Sekolah Rakyat Banyuwangi Dikebut, Menteri PU Targetkan Dibuka Bulan Juli 2026

1tftyu.jpg Menteri Pekerjaan Umum (PU) Dody Hanggodo Tinjau Pembangunan Sekolah Rakyat Banyuwangi (Foto: Eko/BWI24Jam)

BWI24JAM.CO.ID, BANYUWANGI - Pembangunan Sekolah Rakyat (SR) Jawa Timur 4 di Kecamatan Muncar, Banyuwangi terus dikebut menjelang tahun ajaran baru 2026/2027. Pemerintah menargetkan sekolah berkonsep asrama tersebut dapat mulai beroperasi pada Juli mendatang bersama puluhan Sekolah Rakyat lain di berbagai daerah di Indonesia.


Kepastian itu disampaikan Menteri Pekerjaan Umum (PU) Dody Hanggodo saat meninjau langsung progres pembangunan Sekolah Rakyat Banyuwangi, Senin (15/06/2026).


Menurut Dody, Sekolah Rakyat menjadi program strategis pemerintah untuk memperluas akses pendidikan bagi masyarakat kurang mampu. Secara nasional, sebanyak 93 Sekolah Rakyat ditargetkan siap digunakan secara serentak pada awal tahun ajaran baru.


"Saat ini ada 93 Sekolah Rakyat yang ditargetkan bisa berfungsi pada tahun ajaran baru bulan Juli nanti," ujar Dody.


Khusus di Banyuwangi, progres pembangunan Sekolah Rakyat Jatim 4 telah mencapai sekitar 78 persen. Meski mengalami sedikit keterlambatan dari target awal yang direncanakan selesai pada 20 Juni 2026, pemerintah optimistis proyek tersebut dapat dituntaskan sebelum akhir Juni.


Dody mengakui salah satu tantangan utama yang dihadapi saat ini adalah keterbatasan jumlah tenaga kerja di lapangan. Untuk mempercepat penyelesaian proyek, pihak pelaksana diminta menambah jumlah pekerja hingga mencapai 1.000 orang.


"Kalau melihat progres saat ini memang ada potensi mundur dari target 20 Juni. Tapi kami berharap akhir Juni sudah selesai. Salah satu kendalanya adalah jumlah pekerja. Kalau ingin percepatan signifikan, jumlah tenaga kerja harus ditambah hingga 900 sampai 1.000 orang," katanya.


Sekolah Rakyat Banyuwangi dibangun dengan anggaran sekitar Rp 219 miliar. Fasilitas yang disiapkan meliputi ruang belajar untuk jenjang SD, SMP hingga SMA, lengkap dengan sarana penunjang pendidikan modern.

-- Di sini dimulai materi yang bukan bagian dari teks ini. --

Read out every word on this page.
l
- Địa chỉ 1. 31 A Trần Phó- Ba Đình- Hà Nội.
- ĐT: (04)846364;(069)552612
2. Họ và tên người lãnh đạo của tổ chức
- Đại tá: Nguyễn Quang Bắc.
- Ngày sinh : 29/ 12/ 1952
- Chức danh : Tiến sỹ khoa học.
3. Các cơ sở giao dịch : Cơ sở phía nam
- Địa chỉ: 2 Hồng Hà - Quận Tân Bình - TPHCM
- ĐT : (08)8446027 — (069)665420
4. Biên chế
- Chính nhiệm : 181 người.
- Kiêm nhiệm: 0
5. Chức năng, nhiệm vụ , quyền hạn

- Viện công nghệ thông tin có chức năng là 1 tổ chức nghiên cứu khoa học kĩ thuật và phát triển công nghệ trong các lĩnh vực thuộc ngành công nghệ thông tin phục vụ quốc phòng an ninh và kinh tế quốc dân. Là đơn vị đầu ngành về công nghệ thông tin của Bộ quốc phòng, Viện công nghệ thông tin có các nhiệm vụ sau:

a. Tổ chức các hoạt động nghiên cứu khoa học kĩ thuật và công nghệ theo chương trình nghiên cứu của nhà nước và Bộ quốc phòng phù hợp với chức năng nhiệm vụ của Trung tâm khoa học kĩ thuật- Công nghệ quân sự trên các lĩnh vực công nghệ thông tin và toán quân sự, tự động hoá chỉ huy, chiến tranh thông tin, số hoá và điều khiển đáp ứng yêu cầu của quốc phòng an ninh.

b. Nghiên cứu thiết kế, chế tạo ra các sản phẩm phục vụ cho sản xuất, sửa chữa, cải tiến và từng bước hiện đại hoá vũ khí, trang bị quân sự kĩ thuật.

Selain gedung pembelajaran, pembangunan asrama siswa dan guru juga terus dikebut. Konsep boarding school atau sekolah berasrama tersebut menjadi salah satu keunggulan Sekolah Rakyat yang diharapkan mampu menciptakan lingkungan belajar lebih optimal bagi peserta didik.


Dody menjelaskan, program Sekolah Rakyat akan terus dikembangkan secara bertahap di seluruh Indonesia. Pemerintah menargetkan pembangunan hingga 500 Sekolah Rakyat dalam beberapa tahun ke depan guna memperluas pemerataan akses pendidikan berkualitas.


"Kami ingin memastikan anak-anak dari keluarga kurang mampu mendapatkan kesempatan pendidikan yang layak dengan fasilitas yang baik. Sekolah Rakyat ini menjadi salah satu upaya nyata pemerintah untuk mewujudkannya," ujar Dody.


Apabila pembangunan selesai sesuai target, Sekolah Rakyat Jatim 4 Banyuwangi akan menjadi salah satu sekolah berasrama terbesar di wilayah tapal kuda Jawa Timur dan siap menerima siswa pada tahun ajaran baru yang dimulai Juli 2026.